此刻上半身几乎赤裸,被他压在身下,姿势格外暧昧。
可她偏偏只看到了沈维桢眼底的伤痛与绝望。
不是,生个孩子怎么还急眼了呢?
他们不是应该如饿虎扑食一般把床板弄得震天响吗?
徐青玉抑郁了。
她虽不是什么天姿国色,可沈维桢也没道理送上门的五花肉都不吃吧?
黑暗中一片寂静,唯有徐青玉“咕咚”一声咽下一口唾沫的声音。
见她似乎完全清醒,沈维桢缓缓松开了手。
徐青玉活动了一下手腕,脑子也清明了些。
她听见沈维桢的声音带着几分沙哑:“今日是不是母亲又跟你说了什么?”
他双膝跪在床上,身上的白色丝质睡衣被扯得有些凌乱,胸前的肌肤露在外面,带着几分病弱的苍白。
他就那样跪坐在那里,神情无助又茫然,似是在懊恼自己对徐青玉发了火,语气软了一分:“你大可不必为我做到这样的地步。”

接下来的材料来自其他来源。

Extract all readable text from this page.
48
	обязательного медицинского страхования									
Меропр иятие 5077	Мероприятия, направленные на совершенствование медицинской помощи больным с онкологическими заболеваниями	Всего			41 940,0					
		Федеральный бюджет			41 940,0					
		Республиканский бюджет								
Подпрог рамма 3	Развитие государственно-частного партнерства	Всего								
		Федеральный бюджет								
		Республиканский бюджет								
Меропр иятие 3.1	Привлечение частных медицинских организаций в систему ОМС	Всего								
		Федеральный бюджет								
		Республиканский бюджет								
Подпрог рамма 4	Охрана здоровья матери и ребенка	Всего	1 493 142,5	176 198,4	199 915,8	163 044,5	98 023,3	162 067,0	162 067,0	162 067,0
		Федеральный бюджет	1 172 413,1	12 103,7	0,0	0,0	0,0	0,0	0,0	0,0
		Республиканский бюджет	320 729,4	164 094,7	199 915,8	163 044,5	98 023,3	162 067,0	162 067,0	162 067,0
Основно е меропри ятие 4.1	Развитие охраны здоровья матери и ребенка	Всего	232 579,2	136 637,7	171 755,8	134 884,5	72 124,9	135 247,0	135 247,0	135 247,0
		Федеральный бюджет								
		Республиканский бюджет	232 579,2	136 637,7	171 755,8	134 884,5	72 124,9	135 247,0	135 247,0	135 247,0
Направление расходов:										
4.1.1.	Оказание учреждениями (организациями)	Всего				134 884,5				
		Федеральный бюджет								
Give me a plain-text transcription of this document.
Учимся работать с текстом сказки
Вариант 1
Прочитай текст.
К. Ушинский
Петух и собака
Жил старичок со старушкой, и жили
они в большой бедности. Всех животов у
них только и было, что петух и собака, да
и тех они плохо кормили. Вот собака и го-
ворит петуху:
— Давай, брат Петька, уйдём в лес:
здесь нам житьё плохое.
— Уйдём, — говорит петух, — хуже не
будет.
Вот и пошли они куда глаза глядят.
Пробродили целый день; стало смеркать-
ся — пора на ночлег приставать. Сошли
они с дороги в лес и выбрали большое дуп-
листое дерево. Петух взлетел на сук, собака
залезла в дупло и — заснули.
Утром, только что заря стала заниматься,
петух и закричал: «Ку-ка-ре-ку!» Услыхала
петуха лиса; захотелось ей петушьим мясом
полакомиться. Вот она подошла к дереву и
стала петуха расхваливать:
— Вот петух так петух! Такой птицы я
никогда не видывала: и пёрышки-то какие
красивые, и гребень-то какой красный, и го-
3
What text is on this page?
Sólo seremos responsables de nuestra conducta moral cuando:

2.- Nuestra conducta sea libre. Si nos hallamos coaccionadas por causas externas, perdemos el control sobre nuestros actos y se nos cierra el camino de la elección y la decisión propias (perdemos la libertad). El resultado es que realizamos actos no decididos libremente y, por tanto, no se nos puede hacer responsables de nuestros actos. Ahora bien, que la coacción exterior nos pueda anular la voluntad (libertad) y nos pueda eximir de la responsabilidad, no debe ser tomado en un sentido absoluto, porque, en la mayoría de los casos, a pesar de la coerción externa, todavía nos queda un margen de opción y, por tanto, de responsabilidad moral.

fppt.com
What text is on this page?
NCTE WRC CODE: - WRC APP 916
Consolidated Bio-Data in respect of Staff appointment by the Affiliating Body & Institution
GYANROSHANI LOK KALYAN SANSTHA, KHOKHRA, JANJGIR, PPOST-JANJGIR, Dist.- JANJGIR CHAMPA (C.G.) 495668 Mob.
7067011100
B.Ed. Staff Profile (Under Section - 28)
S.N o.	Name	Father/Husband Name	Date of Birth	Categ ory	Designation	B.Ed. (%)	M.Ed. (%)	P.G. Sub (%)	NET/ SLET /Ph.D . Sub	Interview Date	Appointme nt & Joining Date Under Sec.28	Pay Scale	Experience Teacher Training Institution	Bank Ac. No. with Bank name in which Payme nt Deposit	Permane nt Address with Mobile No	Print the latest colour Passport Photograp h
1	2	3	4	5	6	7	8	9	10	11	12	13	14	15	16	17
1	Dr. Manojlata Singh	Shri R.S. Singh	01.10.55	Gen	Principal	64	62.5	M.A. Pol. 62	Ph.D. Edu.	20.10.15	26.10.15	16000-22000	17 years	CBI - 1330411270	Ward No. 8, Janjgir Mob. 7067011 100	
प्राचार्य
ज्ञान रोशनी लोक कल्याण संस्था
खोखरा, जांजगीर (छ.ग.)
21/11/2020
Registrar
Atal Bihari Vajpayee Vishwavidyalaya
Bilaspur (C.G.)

徐青玉扯过被子裹住自己,跪坐在地,仰着脖子看他,目光坦荡:“第一,你我已有夫妻之名;第二,我已是沈家妇,这辈子不会再离开沈家。以上两条,你我为何不能行夫妻之实?”
“你糊涂!”
两人对面相坐。
阴影中沈维桢的五官线条分外凌厉。
“我没有糊涂,反而想得很清楚。”她语气笃定,“不管你能不能生,我们总得先试试。我虽不抱希望,却也仍想试一试。”
沈维桢不说话,只是微微蹙眉,似是不愿陪她胡闹。